Differentially-Private Control-Flow Node Coverage for Software Usage Analysis presented at 29thUSENIXSecuritySymposium 2020

by Hailong Zhang, Sufian Latif, Raef Bassily, And Atanas Rountev,

URL : https://2459d6dc103cb5933875-c0245c5c937c5dedcca3f1764ecc9b2f.ssl.cf2.rackcdn.com/sec20/videos/0813/s2_privacy_enhancing_technologies/4_sec20winter-paper859-presentation-video.mp4

Summary : There are significant privacy concerns about the collection of usage data from deployed software. We propose a novel privacy-preserving solution for a problem of central importance to software usage analysis: control-flow graph coverage analysis over many deployed software instances.

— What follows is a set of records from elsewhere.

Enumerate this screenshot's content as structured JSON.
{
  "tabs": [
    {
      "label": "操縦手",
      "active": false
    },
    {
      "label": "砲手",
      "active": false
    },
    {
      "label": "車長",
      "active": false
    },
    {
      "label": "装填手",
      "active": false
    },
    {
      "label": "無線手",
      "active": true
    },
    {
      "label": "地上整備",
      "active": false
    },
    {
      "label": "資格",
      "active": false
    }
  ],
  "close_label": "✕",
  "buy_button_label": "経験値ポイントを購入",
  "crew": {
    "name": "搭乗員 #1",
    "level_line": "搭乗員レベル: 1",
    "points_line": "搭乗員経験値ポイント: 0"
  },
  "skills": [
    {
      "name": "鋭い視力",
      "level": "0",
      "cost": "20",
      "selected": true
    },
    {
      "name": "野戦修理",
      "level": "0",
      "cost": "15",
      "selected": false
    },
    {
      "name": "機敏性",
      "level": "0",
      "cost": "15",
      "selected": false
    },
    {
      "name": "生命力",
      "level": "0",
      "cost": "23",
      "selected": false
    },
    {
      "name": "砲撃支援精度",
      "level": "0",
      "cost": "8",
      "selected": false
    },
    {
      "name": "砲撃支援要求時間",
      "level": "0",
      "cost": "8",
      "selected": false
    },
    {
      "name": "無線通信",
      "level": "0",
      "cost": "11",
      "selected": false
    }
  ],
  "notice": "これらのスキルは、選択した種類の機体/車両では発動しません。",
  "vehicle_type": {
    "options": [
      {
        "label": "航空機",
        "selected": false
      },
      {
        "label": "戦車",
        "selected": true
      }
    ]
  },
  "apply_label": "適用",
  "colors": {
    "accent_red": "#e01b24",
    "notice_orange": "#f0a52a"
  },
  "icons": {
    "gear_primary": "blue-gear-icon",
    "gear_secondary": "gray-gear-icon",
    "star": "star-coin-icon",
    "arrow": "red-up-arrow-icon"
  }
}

Our solution employs the machinery of differential privacy and its generalizations, and develops the following technical contributions: (1) a new notion of privacy guarantees based on a neighbor relation between control-flow graphs that prevents causality-based inference, (2) a new differentially-private algorithm design based on a novel definition of sensitivity with respect to differences between neighbors, (3) an efficient implementation of the algorithm using dominator trees derived from control-flow graphs, (4) a pruning approach to reduce the noise level by tightening the sensitivity bound using restricted sensitivity, and (5) a refined notion of relaxed indistinguishability based on distances between neighbors. Our evaluation demonstrates that these techniques can achieve practical accuracy while providing principled privacy-by-design guarantees.